I’m not sure if it was the raucous raised locally with the selection of this book as required reading or the beautifully poetic words that lie within Heaven’s Coast, but this book has stuck with me 20 years later. It’s high time I pick it up again.
“Being in grief, it turns out, is not unlike being in love. In both states, the imagination’s entirely occupied with one person. The beloved dwells at the heart of the world, and becomes a Rome: the roads of feeling all lead to him, all proceed from him. Everything that touches us seems to relate back to that center: there is no other emotional life, no place outside the universe of feeling centered on its pivotal figure.”
“Christmas Eve, I give him packages which I open for him, since the bows and paper represent more labor than he could manage: music videos by the Nashville singers he thinks particularly sexy, fleece-lined slippers decorated with images of bacon and eggs, and a book about breeds of dogs. He says he wishes he had something for me to open, but I don’t want anything except to have him here. There’s nothing more he could give me than his life, right now, his being with me.”
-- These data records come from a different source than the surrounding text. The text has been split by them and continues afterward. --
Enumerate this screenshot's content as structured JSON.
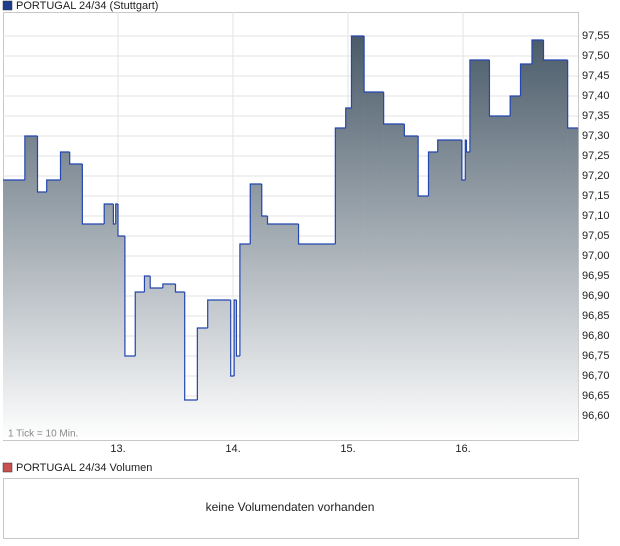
{
  "chart_data": {
    "type": "step-area",
    "title": "PORTUGAL 24/34 (Stuttgart)",
    "note": "1 Tick = 10 Min.",
    "x": [
      12.0,
      12.19,
      12.3,
      12.38,
      12.5,
      12.58,
      12.69,
      12.88,
      12.96,
      12.98,
      13.0,
      13.06,
      13.15,
      13.23,
      13.28,
      13.39,
      13.5,
      13.58,
      13.69,
      13.78,
      13.98,
      14.01,
      14.03,
      14.06,
      14.15,
      14.25,
      14.3,
      14.57,
      14.89,
      14.98,
      15.03,
      15.14,
      15.31,
      15.49,
      15.61,
      15.7,
      15.78,
      15.99,
      16.02,
      16.03,
      16.06,
      16.23,
      16.41,
      16.5,
      16.6,
      16.7,
      16.91
    ],
    "values": [
      97.19,
      97.3,
      97.16,
      97.19,
      97.26,
      97.23,
      97.08,
      97.13,
      97.08,
      97.13,
      97.05,
      96.75,
      96.91,
      96.95,
      96.92,
      96.93,
      96.91,
      96.64,
      96.82,
      96.89,
      96.7,
      96.89,
      96.75,
      97.03,
      97.18,
      97.1,
      97.08,
      97.03,
      97.32,
      97.37,
      97.55,
      97.41,
      97.33,
      97.3,
      97.15,
      97.26,
      97.29,
      97.19,
      97.29,
      97.26,
      97.49,
      97.35,
      97.4,
      97.48,
      97.54,
      97.49,
      97.32
    ],
    "line_color": "#2346b0",
    "fill_top": "#3f5160",
    "fill_bottom": "#ffffff",
    "legend_color": "#1f3c8f",
    "xlim": [
      12,
      17
    ],
    "ylim": [
      96.54,
      97.61
    ],
    "xticks": [
      {
        "value": 13,
        "label": "13."
      },
      {
        "value": 14,
        "label": "14."
      },
      {
        "value": 15,
        "label": "15."
      },
      {
        "value": 16,
        "label": "16."
      }
    ],
    "yticks": [
      {
        "value": 96.6,
        "label": "96,60"
      },
      {
        "value": 96.65,
        "label": "96,65"
      },
      {
        "value": 96.7,
        "label": "96,70"
      },
      {
        "value": 96.75,
        "label": "96,75"
      },
      {
        "value": 96.8,
        "label": "96,80"
      },
      {
        "value": 96.85,
        "label": "96,85"
      },
      {
        "value": 96.9,
        "label": "96,90"
      },
      {
        "value": 96.95,
        "label": "96,95"
      },
      {
        "value": 97.0,
        "label": "97,00"
      },
      {
        "value": 97.05,
        "label": "97,05"
      },
      {
        "value": 97.1,
        "label": "97,10"
      },
      {
        "value": 97.15,
        "label": "97,15"
      },
      {
        "value": 97.2,
        "label": "97,20"
      },
      {
        "value": 97.25,
        "label": "97,25"
      },
      {
        "value": 97.3,
        "label": "97,30"
      },
      {
        "value": 97.35,
        "label": "97,35"
      },
      {
        "value": 97.4,
        "label": "97,40"
      },
      {
        "value": 97.45,
        "label": "97,45"
      },
      {
        "value": 97.5,
        "label": "97,50"
      },
      {
        "value": 97.55,
        "label": "97,55"
      }
    ],
    "grid": true
  },
  "volume_panel": {
    "title": "PORTUGAL 24/34 Volumen",
    "message": "keine Volumendaten vorhanden",
    "legend_color": "#c85050"
  }
}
“I used to walk out, at night, to the breakwater which divides the end of the harbor from the broad moor of the salt marsh. There was nothing to block the wind that had picked up speed and vigor from its Atlantic crossing. I’d study the stars in their brilliant blazing, the diaphanous swath of the milk Way, the distant glow of Boston backlighting the clouds on the horizon as if they’d been drawn there in smudgy charcoal. I felt, perhaps for the first time, particularly American, embedded in American history, here at the nation’s slender tip. Here our westering impulse, having flooded the continent and turned back, finds itself face to face with the originating Atlantic, November’s chill, salt expanses, what Hart Crane called the “unfettered leewardings,” here at the end of the world.”
“Desire I think has less to do with possession than with participation, the will to involve oneself in the body of the world, in the principle of things expressing itself in splendid specificity, a handful of images: a lover’s irreplaceable body, the roil and shimmer of the sea overshot with sunlight, a handful of cherries, the texture and weight of a word. The word that seems most apt is partake… We can say we partake of something but we may just as accurately say we take part in something’ we are implicated in another being, which is always the beginning of wisdom, isn’t it- that involvement which enlarges us, which engages the heart, which takes out of the routine limitations of self?”
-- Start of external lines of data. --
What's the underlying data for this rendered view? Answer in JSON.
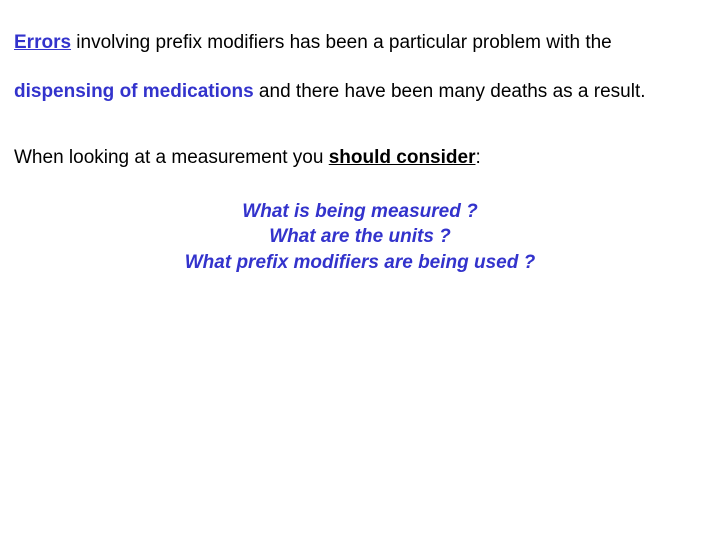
{
  "colors": {
    "accent": "#3333cc",
    "text": "#000000",
    "background": "#ffffff"
  },
  "typography": {
    "body_fontsize_pt": 14,
    "question_fontsize_pt": 14,
    "font_family": "Arial"
  },
  "para1": {
    "errors": "Errors",
    "seg1": " involving prefix modifiers has been a particular problem with the ",
    "dispensing": "dispensing of medications",
    "seg2": " and there have been many deaths as a result."
  },
  "para2": {
    "seg1": "When looking at a measurement you ",
    "consider": "should consider",
    "seg2": ":"
  },
  "questions": {
    "q1": "What is being measured ?",
    "q2": "What are the units ?",
    "q3": "What prefix modifiers are being used ?"
  }
}
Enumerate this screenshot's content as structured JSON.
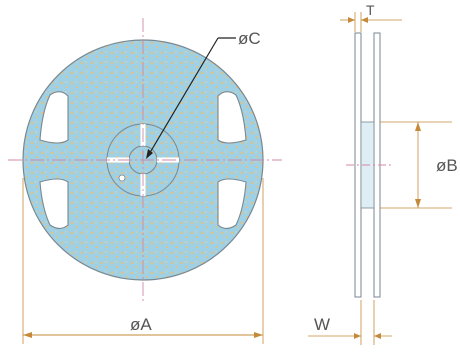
{
  "labels": {
    "diameter_a": "øA",
    "diameter_b": "øB",
    "diameter_c": "øC",
    "thickness_t": "T",
    "width_w": "W"
  },
  "colors": {
    "reel_fill": "#9fd0e4",
    "speckle": "#e8c07a",
    "outline": "#7a8790",
    "centerline": "#d08aa8",
    "dimension": "#c48a3a",
    "text": "#555555"
  }
}
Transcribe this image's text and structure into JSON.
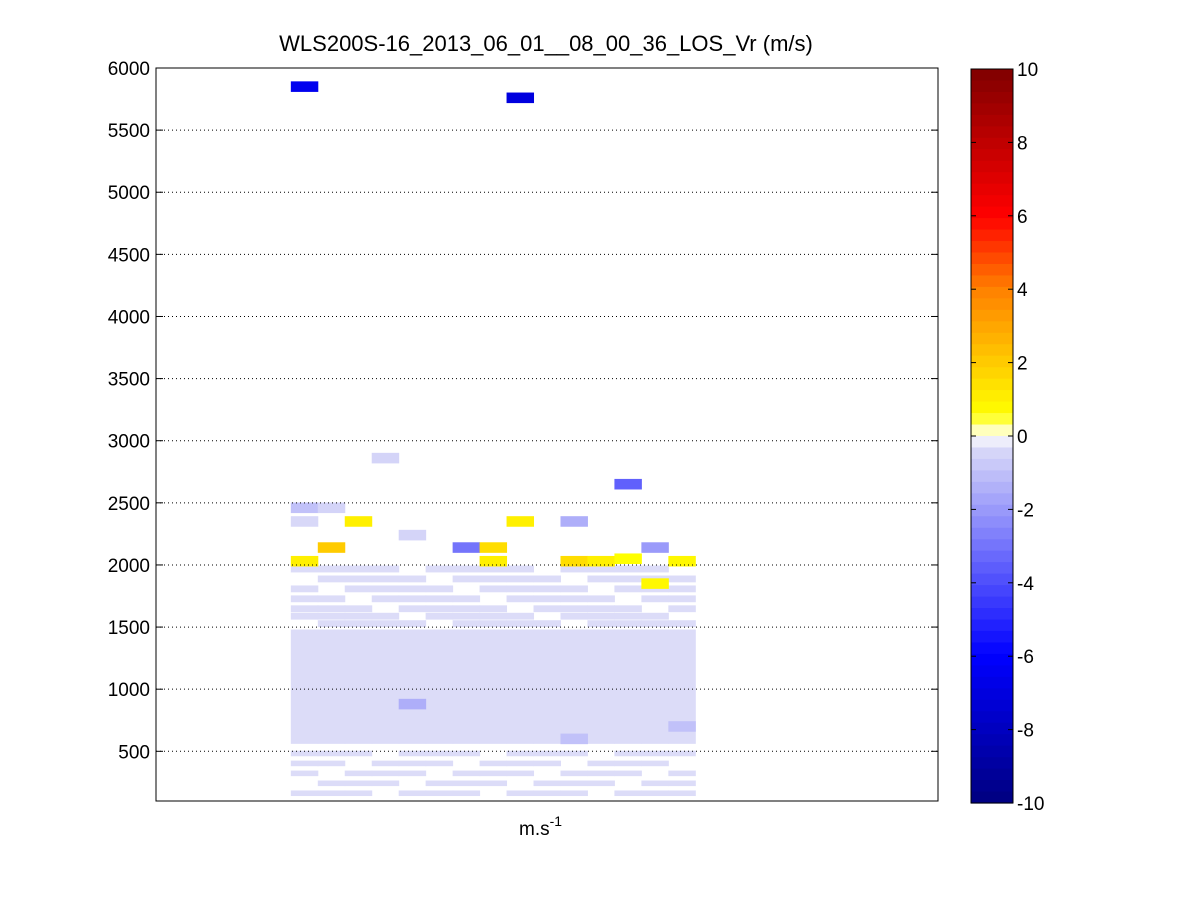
{
  "chart_data": {
    "type": "heatmap",
    "title": "WLS200S-16_2013_06_01__08_00_36_LOS_Vr (m/s)",
    "xlabel": "m.s",
    "xlabel_superscript": "-1",
    "ylabel": "",
    "ylim": [
      100,
      6000
    ],
    "yticks": [
      500,
      1000,
      1500,
      2000,
      2500,
      3000,
      3500,
      4000,
      4500,
      5000,
      5500,
      6000
    ],
    "grid": "horizontal-dotted",
    "colorbar": {
      "min": -10,
      "max": 10,
      "ticks": [
        10,
        8,
        6,
        4,
        2,
        0,
        -2,
        -4,
        -6,
        -8,
        -10
      ],
      "steps": 64,
      "colors": {
        "negative_end": "#00007f",
        "negative_mid": "#0000ff",
        "near_zero_negative": "#dcdcf8",
        "zero": "#ffffff",
        "near_zero_positive": "#ffff80",
        "positive_mid": "#ff8000",
        "positive_end": "#7f0000"
      }
    },
    "columns": 19,
    "cells": [
      {
        "col": 5,
        "alt": 5850,
        "value": -6.5
      },
      {
        "col": 13,
        "alt": 5760,
        "value": -7.0
      },
      {
        "col": 17,
        "alt": 2650,
        "value": -3.5
      },
      {
        "col": 8,
        "alt": 2860,
        "value": -0.5
      },
      {
        "col": 5,
        "alt": 2460,
        "value": -1.0
      },
      {
        "col": 6,
        "alt": 2460,
        "value": -0.5
      },
      {
        "col": 5,
        "alt": 2350,
        "value": -0.4
      },
      {
        "col": 7,
        "alt": 2350,
        "value": 1.0
      },
      {
        "col": 13,
        "alt": 2350,
        "value": 1.0
      },
      {
        "col": 15,
        "alt": 2350,
        "value": -1.5
      },
      {
        "col": 9,
        "alt": 2240,
        "value": -0.5
      },
      {
        "col": 6,
        "alt": 2140,
        "value": 2.0
      },
      {
        "col": 11,
        "alt": 2140,
        "value": -3.0
      },
      {
        "col": 12,
        "alt": 2140,
        "value": 1.5
      },
      {
        "col": 18,
        "alt": 2140,
        "value": -2.0
      },
      {
        "col": 5,
        "alt": 2030,
        "value": 1.0
      },
      {
        "col": 12,
        "alt": 2030,
        "value": 1.0
      },
      {
        "col": 15,
        "alt": 2030,
        "value": 1.5
      },
      {
        "col": 16,
        "alt": 2030,
        "value": 1.0
      },
      {
        "col": 17,
        "alt": 2050,
        "value": 0.6
      },
      {
        "col": 19,
        "alt": 2030,
        "value": 0.8
      },
      {
        "col": 18,
        "alt": 1850,
        "value": 0.8
      },
      {
        "col": 9,
        "alt": 880,
        "value": -1.5
      },
      {
        "col": 15,
        "alt": 600,
        "value": -1.0
      },
      {
        "col": 19,
        "alt": 700,
        "value": -1.0
      }
    ]
  }
}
“After he died, there was a deep calm to his face; he seemed a kind of unfathomable, still well which opened on and down beneath the suddenly smooth surface of his skin…The heat in him lasted a long time. I loved that heat. I don’t know how long I held his face and his shoulders and stroked him; as he began to cool I kept my hands on his belly, where the last of his warmth seemed to pool and concentrate. Here the fire of the body came to rest, smoldering longest, down to the last embers.”
“I don’t know anything different about death than I ever have, but I feel differently. I inhabit this difference in feeling- or does it live in me?- at the same time as I’m sorrowing. The possibility of consolation, of joy even, does not dispel the sorrow. Sorrow is the cathedral, the immense architecture; in its interior there’s room for almost everything; for desire, for flashes of happiness, for making plans for the future…”
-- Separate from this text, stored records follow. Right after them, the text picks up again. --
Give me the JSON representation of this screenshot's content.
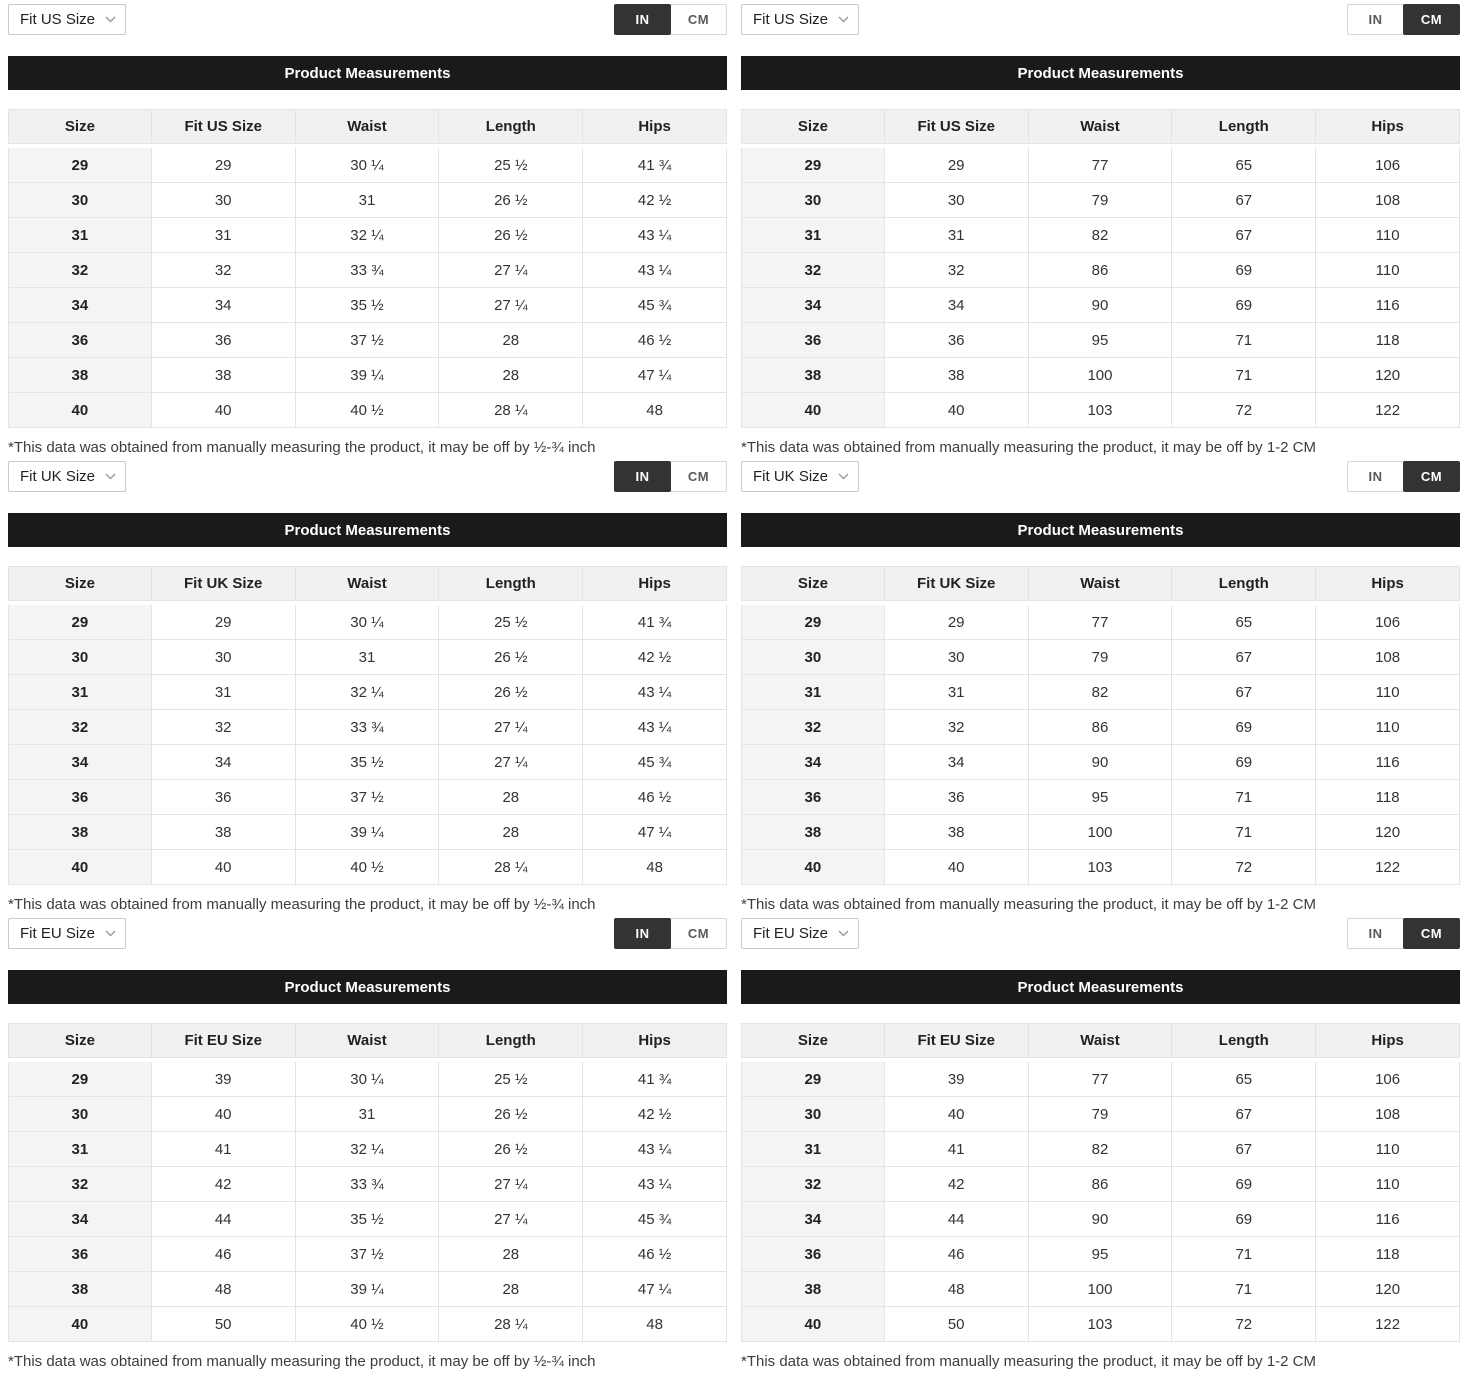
{
  "title_bar_label": "Product Measurements",
  "panels": [
    {
      "dropdown_label": "Fit US Size",
      "units": [
        "IN",
        "CM"
      ],
      "active_unit": "IN",
      "title": "Product Measurements",
      "columns": [
        "Size",
        "Fit US Size",
        "Waist",
        "Length",
        "Hips"
      ],
      "rows": [
        [
          "29",
          "29",
          "30 ¼",
          "25 ½",
          "41 ¾"
        ],
        [
          "30",
          "30",
          "31",
          "26 ½",
          "42 ½"
        ],
        [
          "31",
          "31",
          "32 ¼",
          "26 ½",
          "43 ¼"
        ],
        [
          "32",
          "32",
          "33 ¾",
          "27 ¼",
          "43 ¼"
        ],
        [
          "34",
          "34",
          "35 ½",
          "27 ¼",
          "45 ¾"
        ],
        [
          "36",
          "36",
          "37 ½",
          "28",
          "46 ½"
        ],
        [
          "38",
          "38",
          "39 ¼",
          "28",
          "47 ¼"
        ],
        [
          "40",
          "40",
          "40 ½",
          "28 ¼",
          "48"
        ]
      ],
      "footnote": "*This data was obtained from manually measuring the product, it may be off by ½-¾ inch"
    },
    {
      "dropdown_label": "Fit US Size",
      "units": [
        "IN",
        "CM"
      ],
      "active_unit": "CM",
      "title": "Product Measurements",
      "columns": [
        "Size",
        "Fit US Size",
        "Waist",
        "Length",
        "Hips"
      ],
      "rows": [
        [
          "29",
          "29",
          "77",
          "65",
          "106"
        ],
        [
          "30",
          "30",
          "79",
          "67",
          "108"
        ],
        [
          "31",
          "31",
          "82",
          "67",
          "110"
        ],
        [
          "32",
          "32",
          "86",
          "69",
          "110"
        ],
        [
          "34",
          "34",
          "90",
          "69",
          "116"
        ],
        [
          "36",
          "36",
          "95",
          "71",
          "118"
        ],
        [
          "38",
          "38",
          "100",
          "71",
          "120"
        ],
        [
          "40",
          "40",
          "103",
          "72",
          "122"
        ]
      ],
      "footnote": "*This data was obtained from manually measuring the product, it may be off by 1-2 CM"
    },
    {
      "dropdown_label": "Fit UK Size",
      "units": [
        "IN",
        "CM"
      ],
      "active_unit": "IN",
      "title": "Product Measurements",
      "columns": [
        "Size",
        "Fit UK Size",
        "Waist",
        "Length",
        "Hips"
      ],
      "rows": [
        [
          "29",
          "29",
          "30 ¼",
          "25 ½",
          "41 ¾"
        ],
        [
          "30",
          "30",
          "31",
          "26 ½",
          "42 ½"
        ],
        [
          "31",
          "31",
          "32 ¼",
          "26 ½",
          "43 ¼"
        ],
        [
          "32",
          "32",
          "33 ¾",
          "27 ¼",
          "43 ¼"
        ],
        [
          "34",
          "34",
          "35 ½",
          "27 ¼",
          "45 ¾"
        ],
        [
          "36",
          "36",
          "37 ½",
          "28",
          "46 ½"
        ],
        [
          "38",
          "38",
          "39 ¼",
          "28",
          "47 ¼"
        ],
        [
          "40",
          "40",
          "40 ½",
          "28 ¼",
          "48"
        ]
      ],
      "footnote": "*This data was obtained from manually measuring the product, it may be off by ½-¾ inch"
    },
    {
      "dropdown_label": "Fit UK Size",
      "units": [
        "IN",
        "CM"
      ],
      "active_unit": "CM",
      "title": "Product Measurements",
      "columns": [
        "Size",
        "Fit UK Size",
        "Waist",
        "Length",
        "Hips"
      ],
      "rows": [
        [
          "29",
          "29",
          "77",
          "65",
          "106"
        ],
        [
          "30",
          "30",
          "79",
          "67",
          "108"
        ],
        [
          "31",
          "31",
          "82",
          "67",
          "110"
        ],
        [
          "32",
          "32",
          "86",
          "69",
          "110"
        ],
        [
          "34",
          "34",
          "90",
          "69",
          "116"
        ],
        [
          "36",
          "36",
          "95",
          "71",
          "118"
        ],
        [
          "38",
          "38",
          "100",
          "71",
          "120"
        ],
        [
          "40",
          "40",
          "103",
          "72",
          "122"
        ]
      ],
      "footnote": "*This data was obtained from manually measuring the product, it may be off by 1-2 CM"
    },
    {
      "dropdown_label": "Fit EU Size",
      "units": [
        "IN",
        "CM"
      ],
      "active_unit": "IN",
      "title": "Product Measurements",
      "columns": [
        "Size",
        "Fit EU Size",
        "Waist",
        "Length",
        "Hips"
      ],
      "rows": [
        [
          "29",
          "39",
          "30 ¼",
          "25 ½",
          "41 ¾"
        ],
        [
          "30",
          "40",
          "31",
          "26 ½",
          "42 ½"
        ],
        [
          "31",
          "41",
          "32 ¼",
          "26 ½",
          "43 ¼"
        ],
        [
          "32",
          "42",
          "33 ¾",
          "27 ¼",
          "43 ¼"
        ],
        [
          "34",
          "44",
          "35 ½",
          "27 ¼",
          "45 ¾"
        ],
        [
          "36",
          "46",
          "37 ½",
          "28",
          "46 ½"
        ],
        [
          "38",
          "48",
          "39 ¼",
          "28",
          "47 ¼"
        ],
        [
          "40",
          "50",
          "40 ½",
          "28 ¼",
          "48"
        ]
      ],
      "footnote": "*This data was obtained from manually measuring the product, it may be off by ½-¾ inch"
    },
    {
      "dropdown_label": "Fit EU Size",
      "units": [
        "IN",
        "CM"
      ],
      "active_unit": "CM",
      "title": "Product Measurements",
      "columns": [
        "Size",
        "Fit EU Size",
        "Waist",
        "Length",
        "Hips"
      ],
      "rows": [
        [
          "29",
          "39",
          "77",
          "65",
          "106"
        ],
        [
          "30",
          "40",
          "79",
          "67",
          "108"
        ],
        [
          "31",
          "41",
          "82",
          "67",
          "110"
        ],
        [
          "32",
          "42",
          "86",
          "69",
          "110"
        ],
        [
          "34",
          "44",
          "90",
          "69",
          "116"
        ],
        [
          "36",
          "46",
          "95",
          "71",
          "118"
        ],
        [
          "38",
          "48",
          "100",
          "71",
          "120"
        ],
        [
          "40",
          "50",
          "103",
          "72",
          "122"
        ]
      ],
      "footnote": "*This data was obtained from manually measuring the product, it may be off by 1-2 CM"
    }
  ]
}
Sticky Books are those that you just can’t get out of your head. They stick with you long after you have put the book down and have moved on to something else. These are some of my Sticky Books. I don’t enjoy reviewing books myself. I find I am either full of far too much praise for the book because I know how difficult it can be to write a book, or I am far too negative about a book because, well, I guess I was just in a bad mood. So instead of reviews, I have pulled some of my favorite quotes from each Sticky Book.